Abū Mūsā, situated near 26° north latitude and 55° east longitude, is about two miles long and only a few square miles in area. It rises to a maximum 360 feet in height, consists of coral limestone and volcanic material, is covered with a thin grassy steppe, and lacks a natural growth of trees. This island’s location at the end of the Persian Gulf, near the strait of Hormoz, is strategically favorable; it lies nearly halfway between Bandar Lenga (Iran) and Sharja, one of the shaikhdoms of the United Arab Emirates. In the past, due to location and strategic importance, Abū Mūsā, like the small neighboring islands, was repeatedly exposed to the conflict of interest between Iran and the Arab states of the Gulf region.

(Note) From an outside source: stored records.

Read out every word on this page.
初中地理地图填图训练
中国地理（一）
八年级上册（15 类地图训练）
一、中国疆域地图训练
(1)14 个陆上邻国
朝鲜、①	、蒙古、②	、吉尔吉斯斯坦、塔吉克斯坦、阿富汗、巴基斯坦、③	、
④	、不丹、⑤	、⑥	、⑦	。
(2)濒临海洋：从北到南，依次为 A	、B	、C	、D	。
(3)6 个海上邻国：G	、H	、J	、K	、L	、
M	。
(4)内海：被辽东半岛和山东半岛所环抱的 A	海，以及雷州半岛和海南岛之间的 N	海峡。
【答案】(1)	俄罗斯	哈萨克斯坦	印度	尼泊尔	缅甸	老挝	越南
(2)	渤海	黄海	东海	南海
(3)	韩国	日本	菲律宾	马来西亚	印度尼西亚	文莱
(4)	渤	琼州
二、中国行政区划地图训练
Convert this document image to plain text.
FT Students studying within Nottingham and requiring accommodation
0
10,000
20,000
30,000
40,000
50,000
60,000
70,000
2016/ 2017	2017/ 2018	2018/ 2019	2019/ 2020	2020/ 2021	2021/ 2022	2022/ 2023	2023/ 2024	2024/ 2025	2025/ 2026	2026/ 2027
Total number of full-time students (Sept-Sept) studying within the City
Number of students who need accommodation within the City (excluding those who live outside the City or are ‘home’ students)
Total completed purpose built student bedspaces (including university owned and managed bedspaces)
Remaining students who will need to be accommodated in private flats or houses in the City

Lorimer reported that, at the turn of the century, around twenty families from Sharja were settled on the island; and the shaikh of Sharja owned about 150 date palm there. In all, twenty wells supplied water for the palm trees as well as the drinking water for the population, who consisted exclusively of fishermen and pearl divers. Food supplies were shipped in from Iran, particularly from Bandar Lenga. Small iron mining operations, employing up to 100 workers seasonally, were also directed from the mainland (D. Hawley, The Trucial States, London, 1970, p. 203). The Arab population has been estimated, since the Iranian takeover, to be about 300-400 people; its occupation is, almost exclusively, fishing. Economic and social living conditions of the island have been improved through the construction of a desalinization plant, cooling equipment, an ice factory, port, and other infrastructure facilities.
Bibliography
J. H. Lorimer, Gazetteer of the Persian Gulf, ʿOman, and Central Arabia. Vol. II: Geographical and Statistical, Calcutta, 1908, p. 1275.
Ministry of Foreign Affairs, Rawābeṭ-e dawlat-e šāhanšāhī bā kešvarhā-ye ḥawza-ye masʾūlīyāt-e edāra-ye nohom-e sīāsī, Tehran, 1976, pp. 7-10.
A. J. Cottrell, ed., The Persian Gulf States, Baltimore, 1981.